Second, we also need to note that rising oil prices represent both demand shocks and supply shocks to the American economy. Dear oil can impact demand directly, by reducing real household income, and indirectly, by influencing consumer confidence. If rising oil prices were purely a problem of demand, then the only thing to fear would indeed be fear itself—by households or by overactive central banks. They are not, however. Soaring oil prices can also dent an economy’s productive capacity. America relies on petroleum as an input to production in lots of different ways—directly, in the case of things like chemicals and plastics, indirectly, in the role oil plays in supply chains and labour markets (as in commuting). When oil prices spike some American production becomes uneconomic. Were the central bank to treat this disruption as a purely demand-oriented phenomenon, it would generate lots of inflation without returning the economy to its previous output peak

Much of the confusion on the blogosphere comes from conflating consumption and output.

Imagine that instead of pumping oil out of the ground in an incredibly capital intensive process primarily dependent on having access to rare geological deposits that we made oil this way: unskilled laborers squeeze dirt with their hands until it forms mush balls which were then turned into oil by mixing them with limestone, one of the most abundant minerals on earth.

Now imagine there is a huge spike in the global demand for oil.
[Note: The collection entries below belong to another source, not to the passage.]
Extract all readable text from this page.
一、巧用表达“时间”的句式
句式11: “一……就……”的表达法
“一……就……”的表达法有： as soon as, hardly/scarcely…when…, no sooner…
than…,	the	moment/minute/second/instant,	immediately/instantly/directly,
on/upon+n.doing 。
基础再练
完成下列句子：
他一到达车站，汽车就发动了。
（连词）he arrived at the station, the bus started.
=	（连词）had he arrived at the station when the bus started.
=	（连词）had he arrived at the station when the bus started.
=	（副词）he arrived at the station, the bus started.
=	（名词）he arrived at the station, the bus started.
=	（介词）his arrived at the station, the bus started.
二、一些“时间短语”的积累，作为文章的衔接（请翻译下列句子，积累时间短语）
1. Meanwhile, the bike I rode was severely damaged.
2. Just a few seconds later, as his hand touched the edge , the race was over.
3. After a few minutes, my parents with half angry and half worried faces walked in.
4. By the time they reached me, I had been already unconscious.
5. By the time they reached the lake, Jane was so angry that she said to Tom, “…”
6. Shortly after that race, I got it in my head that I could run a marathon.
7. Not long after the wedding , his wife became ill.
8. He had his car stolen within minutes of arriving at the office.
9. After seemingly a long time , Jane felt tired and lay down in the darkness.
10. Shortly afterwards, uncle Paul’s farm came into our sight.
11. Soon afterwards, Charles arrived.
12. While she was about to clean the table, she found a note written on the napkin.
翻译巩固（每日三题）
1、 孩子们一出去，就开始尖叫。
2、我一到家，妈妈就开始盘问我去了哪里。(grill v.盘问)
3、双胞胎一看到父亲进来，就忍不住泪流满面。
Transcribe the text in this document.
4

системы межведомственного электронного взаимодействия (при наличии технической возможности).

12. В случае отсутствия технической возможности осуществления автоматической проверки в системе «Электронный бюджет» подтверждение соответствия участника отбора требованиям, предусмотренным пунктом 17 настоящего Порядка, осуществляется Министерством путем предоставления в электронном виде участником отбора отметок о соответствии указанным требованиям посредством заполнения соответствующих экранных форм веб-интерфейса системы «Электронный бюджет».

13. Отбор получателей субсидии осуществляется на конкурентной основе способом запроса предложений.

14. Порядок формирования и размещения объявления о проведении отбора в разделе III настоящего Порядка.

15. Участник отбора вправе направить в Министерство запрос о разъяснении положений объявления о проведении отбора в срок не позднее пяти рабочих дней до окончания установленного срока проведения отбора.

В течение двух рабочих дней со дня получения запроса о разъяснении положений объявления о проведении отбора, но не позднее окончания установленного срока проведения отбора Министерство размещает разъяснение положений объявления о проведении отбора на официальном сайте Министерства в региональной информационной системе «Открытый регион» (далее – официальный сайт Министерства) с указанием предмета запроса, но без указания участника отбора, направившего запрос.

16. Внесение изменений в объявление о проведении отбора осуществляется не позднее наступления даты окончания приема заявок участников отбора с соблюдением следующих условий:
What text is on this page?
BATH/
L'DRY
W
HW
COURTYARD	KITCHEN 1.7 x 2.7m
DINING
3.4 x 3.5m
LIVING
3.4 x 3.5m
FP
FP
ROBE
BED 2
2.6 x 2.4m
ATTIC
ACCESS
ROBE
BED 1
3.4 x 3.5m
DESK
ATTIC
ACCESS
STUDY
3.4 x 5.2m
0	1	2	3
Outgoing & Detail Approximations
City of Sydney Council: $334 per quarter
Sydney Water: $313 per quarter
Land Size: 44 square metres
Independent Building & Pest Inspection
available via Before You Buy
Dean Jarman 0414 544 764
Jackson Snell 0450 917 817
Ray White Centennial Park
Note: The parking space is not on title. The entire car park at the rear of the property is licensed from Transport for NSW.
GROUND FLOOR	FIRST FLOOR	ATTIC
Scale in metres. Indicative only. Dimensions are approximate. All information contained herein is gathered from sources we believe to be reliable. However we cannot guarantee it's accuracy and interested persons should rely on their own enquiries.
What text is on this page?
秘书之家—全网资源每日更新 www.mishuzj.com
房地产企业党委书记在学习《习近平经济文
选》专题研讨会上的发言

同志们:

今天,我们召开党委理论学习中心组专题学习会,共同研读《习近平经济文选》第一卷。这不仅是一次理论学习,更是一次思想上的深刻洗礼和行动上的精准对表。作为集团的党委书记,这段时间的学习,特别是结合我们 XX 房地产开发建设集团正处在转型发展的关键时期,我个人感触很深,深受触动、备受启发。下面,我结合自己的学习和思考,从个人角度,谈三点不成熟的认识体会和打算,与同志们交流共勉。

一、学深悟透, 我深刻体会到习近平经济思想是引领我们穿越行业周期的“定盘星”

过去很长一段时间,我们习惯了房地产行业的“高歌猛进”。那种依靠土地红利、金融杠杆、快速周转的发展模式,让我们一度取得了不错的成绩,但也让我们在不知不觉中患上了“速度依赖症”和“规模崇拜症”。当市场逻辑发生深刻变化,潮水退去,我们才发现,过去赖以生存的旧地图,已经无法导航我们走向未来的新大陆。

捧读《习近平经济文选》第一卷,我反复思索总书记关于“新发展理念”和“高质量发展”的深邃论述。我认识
Do we think this will raise unemployment or lower it?

Alternatively, imagine that the United States produced three times as much oil as it consumed and that by law an oil dividend check was paid out to all US households from any profits from oil and gas production.

Now there is a huge spike in the global demand for oil. Is this contractionary or expansionary for the the US economy.

The point is that it matters what happens to the flow of funds. The fact that consumers in other countries bid up the price of scarce resources is a reason why consumption of those resources by US consumer might fall but it is not a reason why US unemployment should rise.

Even if it makes a whole host of US production technologies less effective, that is a strong reason why US consumption should fall but it is not itself a reason why unemployment should rise.

This is essentially the same mistake people are making on housing. That the bubble goes away is a reason for consumption to fall, but it is not – absent nominal effects – a reason for unemployment to rise.